Thursday, July 19, 2012

200 Years Later

Sometimes fact is stranger than fiction; sometimes it’s equally strange.  According to Leonard Wibberley, author of The Mouse that Roared, in 1955, the Duchy of Grand Fenwick had armed forces comprised of 700 bowmen and 20 men-at-arms.  Its most advanced weapon was the longbow.  Nevertheless, this small country declared war on the then nuclear-armed United States, and subsequently launched an invasion against the US.

If we turn back the pages of history 200 years, United States in 1812 was a fledgling country with fewer than 7000 troops and a navy of only 16 warships.  It nevertheless decided to declare war on Great Britain, arguably the most powerful nation in the world at the time.  Britain had an army of over a quarter of a million men, and a navy of 600 warships.

What boosted American confidence was Canada, the low-hanging fruit.  At the time, the population of Canada was a mere 300,000; compared with America’s 8 million.  Thomas Jefferson had declared, “The acquisition of Canada, this year … will be a mere matter of marching.”  Jefferson’s words returned to haunt him after the first two attempts at invasion ended by the complete surrender of American forces.

The American navy fared better.  Although we had nowhere near the naval power to challenge the British strategically at sea, America won moral victories in single ship duals with British frigates.  We all learned of one such victory – the Constitution versus the Guerriere – in grade school.   It was disheartening enough to the British that George Canning, Britain’s foreign secretary, told parliament that these American victories threatened nothing less than “the sacred spell of the invincibility” of the royal navy.

The real turning points in the war, however, were the American naval victories of Commodore Oliver Perry in the battle of Lake Erie and Commodore Thomas MacDonough  (any relation?) in the battle of Lake Champlain.  These thwarted British invasions of the US from the north and, when the Duke of Wellington advised his government that no victory in America could be achieved without naval superiority in the Great Lakes, a peace treaty was only a matter of time.

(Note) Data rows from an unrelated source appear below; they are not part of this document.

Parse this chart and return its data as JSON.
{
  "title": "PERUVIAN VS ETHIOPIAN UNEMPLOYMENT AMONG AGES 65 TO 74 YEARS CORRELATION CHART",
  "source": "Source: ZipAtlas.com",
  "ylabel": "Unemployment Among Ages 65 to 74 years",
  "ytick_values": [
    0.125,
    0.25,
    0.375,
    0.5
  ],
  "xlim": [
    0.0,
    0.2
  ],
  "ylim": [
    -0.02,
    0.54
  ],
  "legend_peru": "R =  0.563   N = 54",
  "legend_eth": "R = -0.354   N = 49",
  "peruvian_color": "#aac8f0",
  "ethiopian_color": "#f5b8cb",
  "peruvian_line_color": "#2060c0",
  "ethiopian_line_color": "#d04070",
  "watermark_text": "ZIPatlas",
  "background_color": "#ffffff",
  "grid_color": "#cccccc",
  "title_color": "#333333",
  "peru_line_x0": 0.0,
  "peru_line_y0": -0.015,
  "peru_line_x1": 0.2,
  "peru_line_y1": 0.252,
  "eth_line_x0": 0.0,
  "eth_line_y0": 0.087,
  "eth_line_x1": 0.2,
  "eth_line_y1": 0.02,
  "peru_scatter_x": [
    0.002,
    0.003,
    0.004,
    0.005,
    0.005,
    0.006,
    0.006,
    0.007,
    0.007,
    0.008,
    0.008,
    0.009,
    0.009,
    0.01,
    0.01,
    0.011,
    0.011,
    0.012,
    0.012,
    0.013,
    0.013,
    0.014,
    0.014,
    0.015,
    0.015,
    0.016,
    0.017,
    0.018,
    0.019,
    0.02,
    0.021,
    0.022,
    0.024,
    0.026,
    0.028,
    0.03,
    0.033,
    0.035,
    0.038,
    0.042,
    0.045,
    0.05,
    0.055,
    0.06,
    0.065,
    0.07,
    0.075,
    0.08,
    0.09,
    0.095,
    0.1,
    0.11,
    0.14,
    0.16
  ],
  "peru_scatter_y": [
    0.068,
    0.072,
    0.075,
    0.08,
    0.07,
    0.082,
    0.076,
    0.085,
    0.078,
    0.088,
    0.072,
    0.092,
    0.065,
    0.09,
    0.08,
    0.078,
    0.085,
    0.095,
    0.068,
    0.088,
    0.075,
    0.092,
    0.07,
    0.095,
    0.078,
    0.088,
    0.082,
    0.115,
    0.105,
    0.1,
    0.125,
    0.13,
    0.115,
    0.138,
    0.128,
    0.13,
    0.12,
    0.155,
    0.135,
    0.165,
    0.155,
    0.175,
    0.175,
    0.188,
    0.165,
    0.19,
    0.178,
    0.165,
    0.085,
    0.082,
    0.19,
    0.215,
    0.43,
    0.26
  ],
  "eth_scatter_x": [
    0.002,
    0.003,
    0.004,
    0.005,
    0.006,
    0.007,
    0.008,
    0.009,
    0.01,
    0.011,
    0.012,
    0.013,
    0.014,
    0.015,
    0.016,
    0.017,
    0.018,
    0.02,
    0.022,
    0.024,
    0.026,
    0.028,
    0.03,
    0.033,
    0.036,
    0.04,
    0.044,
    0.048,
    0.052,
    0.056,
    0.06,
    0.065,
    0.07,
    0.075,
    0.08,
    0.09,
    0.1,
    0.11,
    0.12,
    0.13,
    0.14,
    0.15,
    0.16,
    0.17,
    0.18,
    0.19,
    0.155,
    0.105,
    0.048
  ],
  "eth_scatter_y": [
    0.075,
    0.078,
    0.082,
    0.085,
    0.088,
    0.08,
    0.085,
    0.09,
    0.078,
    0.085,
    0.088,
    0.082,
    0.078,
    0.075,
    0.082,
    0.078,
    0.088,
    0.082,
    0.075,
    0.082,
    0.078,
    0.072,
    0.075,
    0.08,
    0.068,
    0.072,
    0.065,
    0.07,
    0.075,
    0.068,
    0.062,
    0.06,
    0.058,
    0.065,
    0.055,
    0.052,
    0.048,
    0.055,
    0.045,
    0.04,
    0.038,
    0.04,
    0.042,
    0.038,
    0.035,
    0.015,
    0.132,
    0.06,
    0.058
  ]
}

The War of 1812 was not James Madison’s finest hour.  His refusal to make full use of the navy and the bungled attempts at the invasion of Canada showed him to be something other than a man of action.

Madison, however, by the end of the war, distinguished himself in two ways.  First, he showed that he could learn and at some point began to recognize the importance of a strong American navy.  But, more importantly, throughout the entire conflict, he stuck to his republican principles.  Unlike the Federalists who, during the quasi war with France in 1789 passed the alien and sedition act and otherwise tried to suppress the opposition, Madison, as one admirer put it, withstood widespread opposition to the war, “without one trial for treason or even one prosecution for libel.”  

Anton Otto painting depicting the victory of the USS Constitution over HMS Guerriere  

1 comment:

James R said...

Fact does sometimes appear to be stranger than fiction, as for some strange coincidence, Bill, Pete and I were all talking about this recently. Or was it Steve and Ted and Bill and I? Sometimes fact is fiction. In any case, we were trying to come up with a decent reason why the U.S. started the War of 1812. I think Steve (yes, Steve must have been there) convinced us that it was mainly to grab territory from Canada. (I guess most countries' wars are the desire to take land from your neighbors.)

Now, is the Mouse that Roared symmetry about the tiny U.S. defeating the mighty Great Britain (for the 2nd time) or about the tiny Canada defeating the mighty U.S. invasion?

Incidentally (from Wikipedia),
"Canada also emerged from the war with a heightened sense of national feeling and solidarity, having repelled multiple American invasions. Battles such as the Battle of Queenston Heights and the Battle of Crysler's Farm became iconic for English-speaking Canadians. In Canada, especially Ontario, memory of the war retains national significance, as the invasions were largely perceived by Canadians as an annexation attempt by America seeking to expand US territory. In Canada, numerous ceremonies are scheduled in 2012 to commemorate a Canadian victory."